With the Xtensa LX4 DPU, you can create wide SIMD (single-instruction/multiple-data) DSPs that send more data per clock cycle to MAC (multiply/accumulate) units. You can apply the Xtensa LX4 in applications such as wired and wireless baseband processing, video preprocessing and postprocessing, image-signal processing, and network-packet-processing functions. With Tensilica’s customizable local port and queue interfaces, you can also make connections between Xtensa DPUs and other system blocks in the same manner as with traditional RTL (register-transfer-level)-block interconnections.
The LX4 DPU increases the size of Tensilica’s FLIX (flexible-length-instruction extensions) instructions from 64 to 128 bits, so that you can execute twice as many independent operations per clock cycle. You can intermix FLIX instructions with Tensilica’s shorter Xtensa base instructions to achieve smaller code size than that of other VLIW DSPs. Tensilica’s Xtensa C/C++ compiler automatically extracts parallelism from source code and bundles multiple operations into single FLIX instructions.

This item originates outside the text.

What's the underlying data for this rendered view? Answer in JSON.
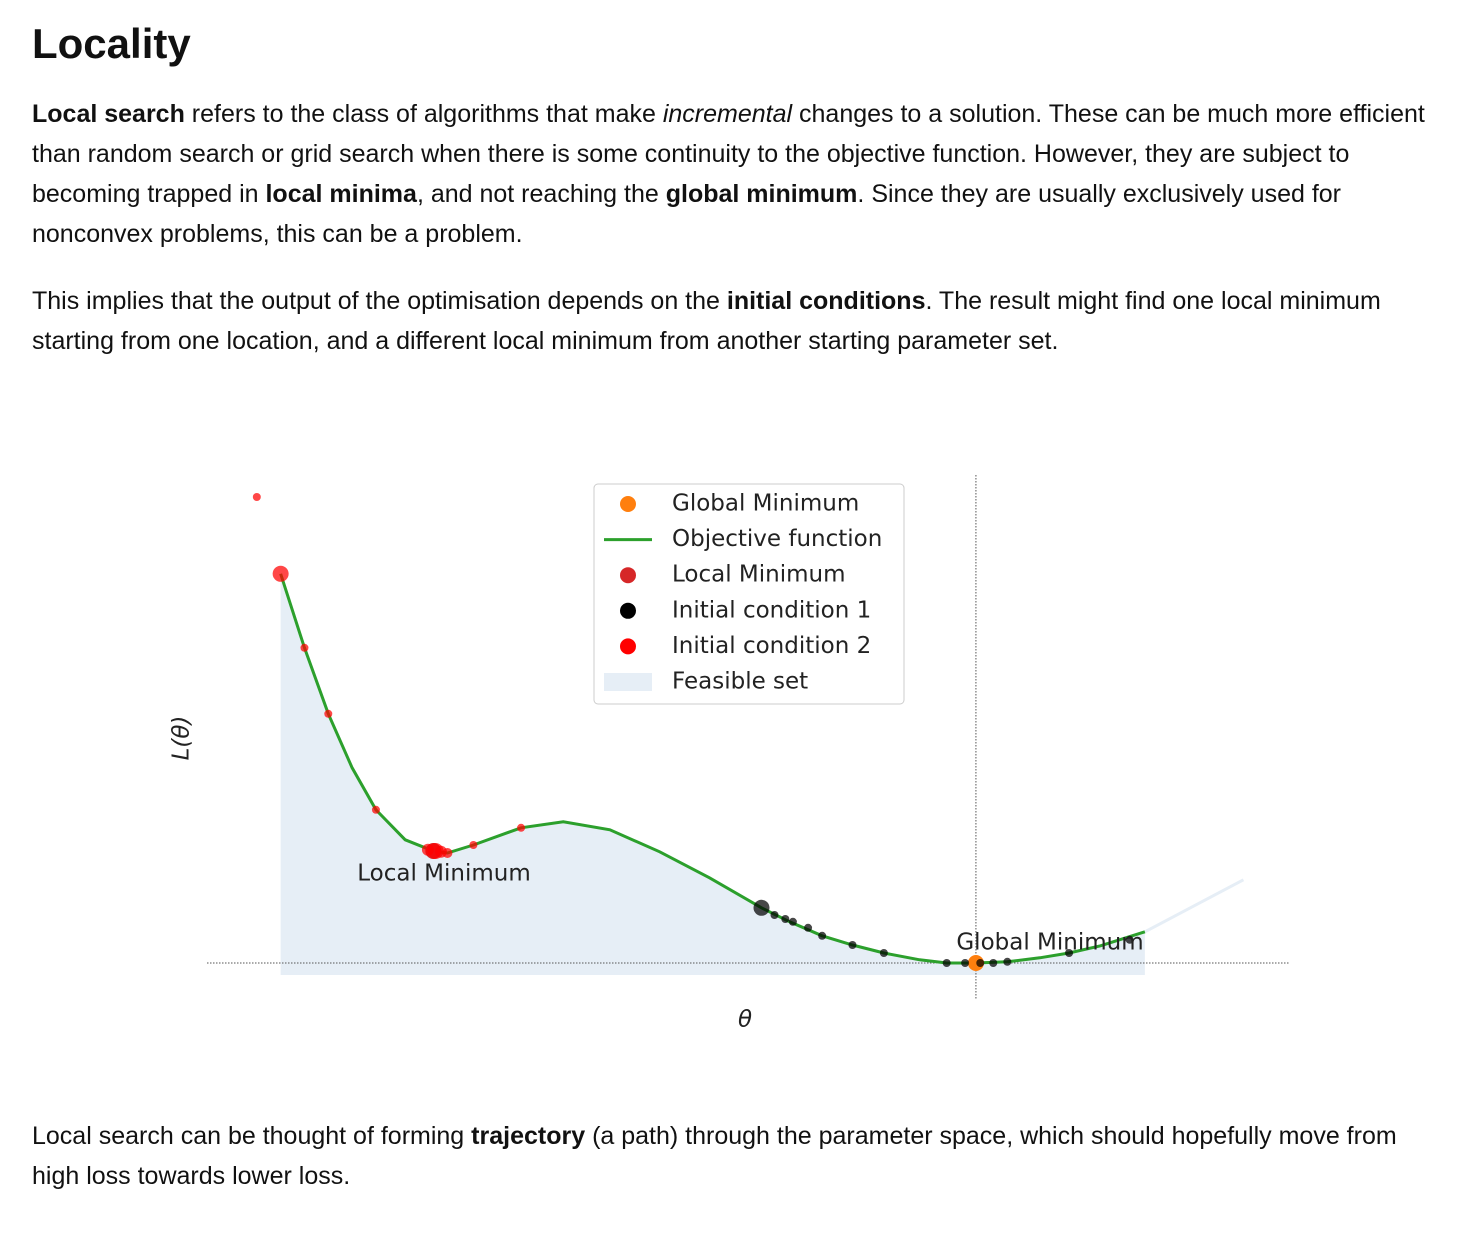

The DPU also comes with the company’s Vectorization Assistant tool, which offers suggestions to developers on how to improve compiler vectorization of their C code when running on SIMD DSPs. The tool provides explanations of which operations are preventing further vectorization so that you can improve your C code to take advantage of the DPU’s parallel execution units. The base Xtensa LX4 DPU can achieve speeds greater than 1 GHz. Tensilica manufactures the LX4 in a 45-nm 45GS process technology, and the IP (intellectual property) occupies an area of 0.044 mm2.